Whereas customs brokerage was previously a profitable business in itself, with fees typically amounting to 2% of the goods’ value, today it is a field with tough competition and significantly lower commissions. None the less, Sigal has succeeded in raising customs brokerage rates at the same time, and the vast majority of customers have had to accept them.

"A Toyota can’t be compared to a Mercedes. Therefore, we have trained our employees to believe that our customs brokerage service is a Mercedes. We create added value because we save lots of money for the customer," she says, explaining how efficient customs brokerage can release the goods much faster than otherwise. Adding that customers do not risk having to pay taxes on products that are tax-free solely because the company’s "classifiers" are the cleverest in the market. The department has a total of 160 employees, 8 of whom are formal agents licensed to handle brokerage for the state (in fact, having just one designated person in the company would have been enough, but seeing that it is a Mercedes...).

"We invest heavily in staff training, which helped us to become Israel’s biggest – and best – customs brokers," explains Haim Shimoni, Director Customs Brokerage.

Cutting to the bone

Most of Sigal’s initiatives involve increasing the profit on each consignment. But concurrent with this, she has launched a huge effort to cut costs and ensure that money is not spent needlessly.

"We have been in touch with all our suppliers to make sure that we pay the lowest prices possible for everything from fuel to telephony, computers, rent, etc.," she says, illustrating the story with an example: When the landlord of the present headquarters in Lod, roughly 15 km from Tel Aviv, did not want to lower the rent, Sigal set out to find alternative premises. She succeeded in finding a similar and less costly location in an attractive neighbourhood, and, with signed contract in hand, she went back to the landlord who now agreed to cut 25% off the rent. And, as this rent was then lower than the new premises, the headquarters are still located in Lod...
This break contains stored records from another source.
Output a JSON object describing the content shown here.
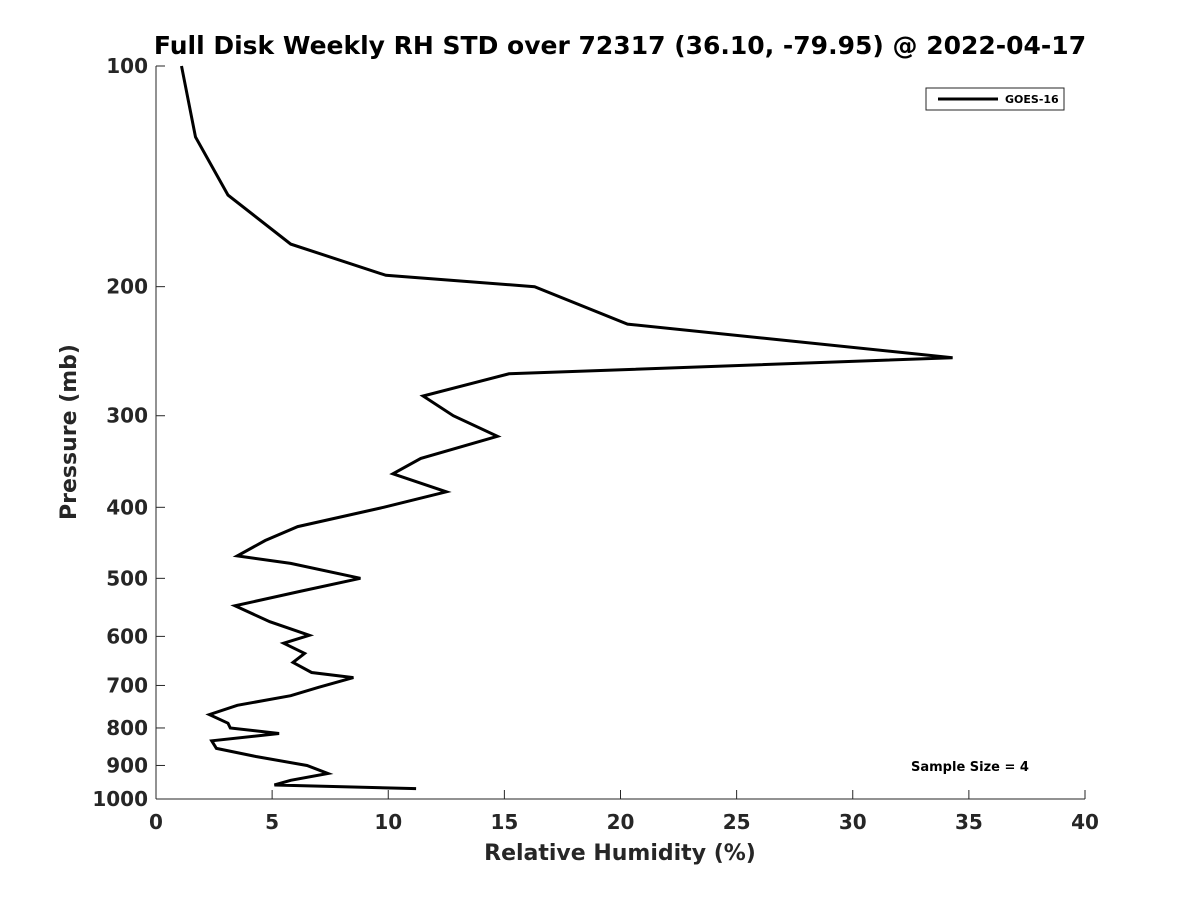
{
  "chart_data": {
    "type": "line",
    "title": "Full Disk Weekly RH STD over 72317 (36.10, -79.95) @ 2022-04-17",
    "xlabel": "Relative Humidity (%)",
    "ylabel": "Pressure (mb)",
    "xlim": [
      0,
      40
    ],
    "ylim": [
      100,
      1000
    ],
    "y_scale": "log",
    "y_reversed": true,
    "x_ticks": [
      0,
      5,
      10,
      15,
      20,
      25,
      30,
      35,
      40
    ],
    "y_ticks": [
      100,
      200,
      300,
      400,
      500,
      600,
      700,
      800,
      900,
      1000
    ],
    "grid": false,
    "legend_position": "top-right",
    "annotation": "Sample Size = 4",
    "series": [
      {
        "name": "GOES-16",
        "color": "#000000",
        "points": [
          [
            1.1,
            100
          ],
          [
            1.7,
            125
          ],
          [
            3.1,
            150
          ],
          [
            5.8,
            175
          ],
          [
            9.9,
            193
          ],
          [
            16.3,
            200
          ],
          [
            20.3,
            225
          ],
          [
            34.3,
            250
          ],
          [
            15.2,
            263
          ],
          [
            11.5,
            282
          ],
          [
            12.8,
            300
          ],
          [
            14.7,
            320
          ],
          [
            11.4,
            343
          ],
          [
            10.2,
            360
          ],
          [
            12.5,
            381
          ],
          [
            9.8,
            400
          ],
          [
            6.1,
            425
          ],
          [
            4.7,
            444
          ],
          [
            3.5,
            466
          ],
          [
            5.8,
            477
          ],
          [
            8.8,
            500
          ],
          [
            6.2,
            521
          ],
          [
            3.4,
            545
          ],
          [
            4.9,
            573
          ],
          [
            6.6,
            598
          ],
          [
            5.5,
            613
          ],
          [
            6.4,
            633
          ],
          [
            5.9,
            651
          ],
          [
            6.7,
            672
          ],
          [
            8.5,
            683
          ],
          [
            7.0,
            704
          ],
          [
            5.8,
            723
          ],
          [
            3.5,
            745
          ],
          [
            2.3,
            767
          ],
          [
            3.1,
            788
          ],
          [
            3.2,
            800
          ],
          [
            5.3,
            814
          ],
          [
            2.4,
            833
          ],
          [
            2.6,
            853
          ],
          [
            4.3,
            875
          ],
          [
            6.5,
            900
          ],
          [
            7.4,
            923
          ],
          [
            5.8,
            943
          ],
          [
            5.1,
            957
          ],
          [
            11.2,
            968
          ]
        ]
      }
    ]
  }
}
"You can’t get ahead of the game by being nice and friendly to everyone. You have to earn money, otherwise you will never survive in this environment," she says, disclosing a small trade secret: she shares this success with the employees.

"Employees are pleased to be able to see that things work and that the company earns money. Everyone wants to feel involved and that they are part of something bigger. Therefore, I show off the good results, such as that we increased our profits by 65% in just one year. Some managers prefer to grumble and complain, but no one wants to be part of a company that is in trouble," says Sigal.  She also places great emphasis on cooperation:

"We facilitate teamwork training to all. Our progress is based on cooperation between the executive team, the six directors and all managers and employees in the company," she says.

Pleased to becoming DSV

Sigal has looked forward to joining DSV and becoming part of a bigger network, with better buying power and a strong road network in Europe. And she is proud of last month's visit by Carsten Trolle, CEO, DSV Air & Sea, and Giuseppe Rossini,  Regional Director Italy and MENA (DSV Israel will operate under Air & Sea):

"This shows that we are an important part of the network," she says, emphasising that Israel is a highly developed, democratic and business-oriented country which could be the gateway to the Middle East.

"I have noted the intentions aired so far: that we will be given the freedom to run the business going forward at the same time that DSV is a financially sound owner who will be open to further investment and development. I’m looking forward to it," she says.